Acervo/Museu de Porto Alegre Joaquim Felizardo. Fotografia aérea da enchente de 1941 em Porto Alegre (RS). Disponível em: <https://www.cnnbrasil.com.br/nacional/chuva-em-porto-alegre-compare-fotos-das-enchentes-historicas-de-1941-e-de-2024/>. Acesso em: 08 de abril.


As enchentes devastadoras que assolaram o Rio Grande do Sul em maio de 2024 deixaram um rastro de destruição sem precedentes. Os números são chocantes, e pelo menos 95 vidas foram perdidas, enquanto cerca de 159 mil pessoas foram forçadas a deixar suas casas, tornando-se desalojadas em meio à tragédia (BBC, 2024). A extensão do desastre é impressionante, afetando diretamente 401 dos 497 municípios gaúchos (BBC, 2024). A magnitude das inundações e dos danos resultantes coloca uma pressão sem precedentes nas autoridades locais e nos serviços de emergência, que estão mobilizados para tentar lidar com a crise e prestar assistência às comunidades afetadas. A situação é crítica, mas estudos já apontavam que esse evento climático poderia voltar a acontecer. Um relatório emitido pela Presidência da República através da Secretaria Especial de Assuntos Estratégicos, "Brasil 2040: cenários e opções de adaptação à mudança climática", foi solicitado em 2014 durante o mandato de Dilma Rousseff, do PT, e apresentava conclusões alarmantes, incluindo o aumento das chuvas no Sul do país (SAE, 2015).

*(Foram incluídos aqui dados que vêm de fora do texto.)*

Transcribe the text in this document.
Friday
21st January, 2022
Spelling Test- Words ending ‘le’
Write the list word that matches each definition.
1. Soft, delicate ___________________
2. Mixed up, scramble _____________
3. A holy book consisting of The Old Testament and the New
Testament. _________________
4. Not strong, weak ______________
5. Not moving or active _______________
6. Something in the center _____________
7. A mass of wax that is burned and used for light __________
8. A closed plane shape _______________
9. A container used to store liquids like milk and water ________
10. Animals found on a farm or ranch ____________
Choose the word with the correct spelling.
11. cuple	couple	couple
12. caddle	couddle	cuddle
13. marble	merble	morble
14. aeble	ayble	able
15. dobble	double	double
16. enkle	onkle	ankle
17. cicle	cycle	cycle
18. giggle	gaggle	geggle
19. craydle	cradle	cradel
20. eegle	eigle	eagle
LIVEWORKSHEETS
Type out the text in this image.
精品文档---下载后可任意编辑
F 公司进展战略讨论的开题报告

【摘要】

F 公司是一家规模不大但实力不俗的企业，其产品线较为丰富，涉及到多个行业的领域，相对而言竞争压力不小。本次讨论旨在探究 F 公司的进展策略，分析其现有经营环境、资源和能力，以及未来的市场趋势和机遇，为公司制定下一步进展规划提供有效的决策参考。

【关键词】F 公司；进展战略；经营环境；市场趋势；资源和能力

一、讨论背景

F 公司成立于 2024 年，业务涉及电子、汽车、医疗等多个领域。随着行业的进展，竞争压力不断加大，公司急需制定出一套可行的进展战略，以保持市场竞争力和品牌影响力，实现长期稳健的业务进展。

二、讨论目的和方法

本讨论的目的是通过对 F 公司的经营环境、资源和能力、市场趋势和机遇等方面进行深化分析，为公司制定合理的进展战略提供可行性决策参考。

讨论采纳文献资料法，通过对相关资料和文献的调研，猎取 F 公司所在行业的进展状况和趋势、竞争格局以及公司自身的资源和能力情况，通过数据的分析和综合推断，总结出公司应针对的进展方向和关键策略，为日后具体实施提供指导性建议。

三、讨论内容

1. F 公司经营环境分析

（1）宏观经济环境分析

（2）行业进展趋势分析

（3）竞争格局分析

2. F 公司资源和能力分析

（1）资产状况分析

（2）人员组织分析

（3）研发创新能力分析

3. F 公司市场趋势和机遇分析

REUTERS. Casas inundadas perto do rio Taquari após fortes chuvas em Encantado, no RS. Fotografia de Diego Vara. Disponível em: <https://acontece.ens.edu.br/seguradoras-montam-operacao-de-guerra-para-resgatar-ilhados-no-rio-grande-do-sul/>. Acesso em:8 de abril.

         Diante disso, a complexidade dessa problemática que o estado do Rio Grande do Sul enfrenta, exige uma abordagem integrada e de longo prazo, que deve levar em consideração não apenas as questões técnicas, mas também as dimensões sociais, econômicas e ambientais envolvidas. A resposta eficaz a essas enchentes requer um compromisso contínuo com a gestão sustentável dos recursos naturais, o fortalecimento da resiliência das comunidades e a adoção de políticas de desenvolvimento que levem em conta a sustentabilidade.


Essas medidas não devem ser tomadas só regionalmente, e sim globalmente de maneira eficaz, pois nota-se que a enchente em combinação com outros fatores como o desmatamento, a urbanização desordenada, o consumo exacerbado, a impermeabilização do solo e as mudanças climáticas gerais tem demonstrado não só a frequência desses eventos, como também a intensidade que eles estão ocorrendo em todo o mundo (USP, 2019).

A cooperação entre as  nações se tornou uma norma amplamente aceita e promovida após os conflitos devastadores do século XX, conforme observado por Maciel (2009). O amadurecimento das ideias de diplomacia e multilateralismo foi impulsionado não apenas pela experiência das grandes guerras, mas também pela criação de instituições como a Organização das Nações Unidas (ONU). A ONU desempenhou um papel crucial ao facilitar a cooperação internacional e a formação de regimes internacionais, fornecendo uma estrutura para a resolução de conflitos e questões globais (CCOPAB, 2024). Essa cooperação sistematizada e institucionalizada tem sido fundamental para a manutenção da ordem global e para a melhoria da resolução de problemas complexos, incluindo os desafios das mudanças climáticas (ONU, 2024). Sendo assim, é necessário impulsionar cada vez mais a cooperação internacional, visto que ela é crucial não apenas para enfrentar as consequências imediatas das enchentes, mas também para abordar as raízes profundas desses eventos extremos.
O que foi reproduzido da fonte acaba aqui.